Today i prayed with two prayer warriors.
I meet with them every few months and pray for youth ministry and my relationship with God. I recommend to anyone in leadership to be taking the time to meet with your prayer team and pray together.
Today when we met i knew i had to look at forgiveness, i felt like some people in my life had really rejected and mislead me and i was ready to hand that over to him and move on. I didnt want to leave any room for resentment in my walk or my leadership.
What i actually had to do was realize that God wanted me to forgive myself and Him before i started to forgive others.
I had to not only forgive him but ask for forgiveness for pushing him back a step in the hurt
I was looking at all the things around me and I had to take a huge step back and remember ;no matter what i'm doing he's doing it right along side me.
He's opened up my heart to Forgiveness sometimes needs to begin inside me before i can start forgiving others and most importantly he's reminded me that my forgiveness is so easy because he died on the cross for it.

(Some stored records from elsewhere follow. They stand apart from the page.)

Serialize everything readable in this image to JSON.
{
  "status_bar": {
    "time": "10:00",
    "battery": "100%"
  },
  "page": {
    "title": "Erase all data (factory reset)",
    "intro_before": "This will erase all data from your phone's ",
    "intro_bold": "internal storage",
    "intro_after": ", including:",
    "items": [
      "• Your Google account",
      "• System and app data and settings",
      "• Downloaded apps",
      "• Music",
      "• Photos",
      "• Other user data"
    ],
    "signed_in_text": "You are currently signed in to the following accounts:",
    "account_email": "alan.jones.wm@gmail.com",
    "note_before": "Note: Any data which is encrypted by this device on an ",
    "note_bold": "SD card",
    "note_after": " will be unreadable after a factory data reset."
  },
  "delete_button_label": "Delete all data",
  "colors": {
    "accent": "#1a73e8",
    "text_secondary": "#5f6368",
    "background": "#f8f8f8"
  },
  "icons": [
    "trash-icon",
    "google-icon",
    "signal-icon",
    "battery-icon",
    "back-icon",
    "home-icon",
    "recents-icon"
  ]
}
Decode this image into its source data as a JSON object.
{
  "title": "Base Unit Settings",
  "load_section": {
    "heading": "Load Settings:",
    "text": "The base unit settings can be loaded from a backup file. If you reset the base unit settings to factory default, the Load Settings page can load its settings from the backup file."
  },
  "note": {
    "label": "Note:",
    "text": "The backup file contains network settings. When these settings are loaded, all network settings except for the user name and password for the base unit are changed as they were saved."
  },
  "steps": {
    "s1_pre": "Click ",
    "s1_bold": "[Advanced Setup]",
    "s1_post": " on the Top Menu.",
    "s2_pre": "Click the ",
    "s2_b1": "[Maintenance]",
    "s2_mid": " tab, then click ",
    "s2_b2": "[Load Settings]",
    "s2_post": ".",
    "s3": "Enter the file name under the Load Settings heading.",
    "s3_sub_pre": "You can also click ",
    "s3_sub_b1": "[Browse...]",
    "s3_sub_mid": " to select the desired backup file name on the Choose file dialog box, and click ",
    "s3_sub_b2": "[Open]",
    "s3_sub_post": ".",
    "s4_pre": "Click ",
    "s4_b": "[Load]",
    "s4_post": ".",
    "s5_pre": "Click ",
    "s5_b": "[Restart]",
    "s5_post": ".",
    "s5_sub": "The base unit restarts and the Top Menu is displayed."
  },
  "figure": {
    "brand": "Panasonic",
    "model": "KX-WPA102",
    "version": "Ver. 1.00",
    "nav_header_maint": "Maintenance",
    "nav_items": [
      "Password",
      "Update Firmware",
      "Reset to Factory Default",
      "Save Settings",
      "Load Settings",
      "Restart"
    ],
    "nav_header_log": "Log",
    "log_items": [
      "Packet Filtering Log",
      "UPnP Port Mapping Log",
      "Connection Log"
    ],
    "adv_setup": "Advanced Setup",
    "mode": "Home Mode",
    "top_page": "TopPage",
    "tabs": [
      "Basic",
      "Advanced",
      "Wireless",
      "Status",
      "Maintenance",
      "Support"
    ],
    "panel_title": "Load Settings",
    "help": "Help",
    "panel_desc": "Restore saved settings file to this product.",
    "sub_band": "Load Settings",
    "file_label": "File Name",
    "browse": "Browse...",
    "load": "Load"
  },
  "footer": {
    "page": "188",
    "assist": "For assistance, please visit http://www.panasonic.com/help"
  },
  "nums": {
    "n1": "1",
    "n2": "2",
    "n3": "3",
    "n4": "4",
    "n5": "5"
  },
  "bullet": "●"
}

Everything from the unworthiness i can feel to the outright rejection and the utter weakness means nothing;
Three times I pleaded with the Lord to take it away from me. But he said to me, “My grace is sufficient for you, for my power is made perfect in weakness.” Therefore I will boast all the more gladly about my weaknesses, so that Christ’s power may rest on me. That is why, for Christ’s sake, I delight in weaknesses, in insults, in hardships, in persecutions, in difficulties. For when I am weak, then I am strong.